Montrealer Warren Hill's discovery of an early Velvet Underground recording could deliver an enormous return on the music lover's initial 75-cent investment.

As of noon on Tuesday, bids for the rare acetate have topped $124,000 US on online auction website eBay, where the 1966 recording is on sale until Friday.

While flipping through old vinyl at a New York yard sale in September 2002, Hill stumbled on what he thought was simply a recording of the influential band.

"I just thought I was buying something that might have been maybe a live bootleg or something like that," Hill told CBC News in Montreal Tuesday morning.

Hill enlisted the help of his friend, Portland music collector Eric Isaacson, and the two were astonished when they played the recording for the first time.

"We played about 10 seconds of it and both of us realized pretty instantly that it was nothing we'd ever heard before by that band," Isaacson said.

"It was the first recording of the band," he added. "It was a completely unique … one-of-a-kind record at the time."

The recording was an acetate, an in-studio medium musicians and producers often used to record the day's work to take home for immediate review.

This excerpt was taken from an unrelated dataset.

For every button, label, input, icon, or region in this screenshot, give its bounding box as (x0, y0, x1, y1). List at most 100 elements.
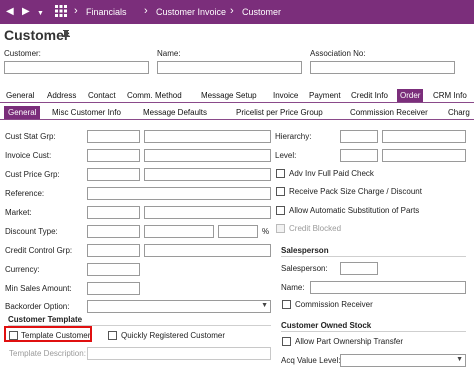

Hill and Isaacson discovered that the recording was actually the band's first "draft" of their eventual LP Velvet Underground & Nico, featuring versions of songs that the band's mentor, the famed artist Andy Warhol, had initially shopped around to record labels.

"We had no idea what it was worth for a long time," Isaacson said.

"Everybody who was an expert on records [was] baffled by it since it was such a unique item."

Over the past few years, the two music collectors have been discussing the sale of the rare recording and finally decided on an online auction through Saturn Records in California.

When the auction opened in late November, "the opening bid was 99 cents," Hill said, adding that the price began to skyrocket "maybe two or three days in."

However, Hill remains unruffled by the high bids.

"Things have kind of fallen through before so I'm not gonna get too excited about it yet," he said.

"I just want to wait until things actually happen before I get too excited. I don't want to spend it in my head until I have it."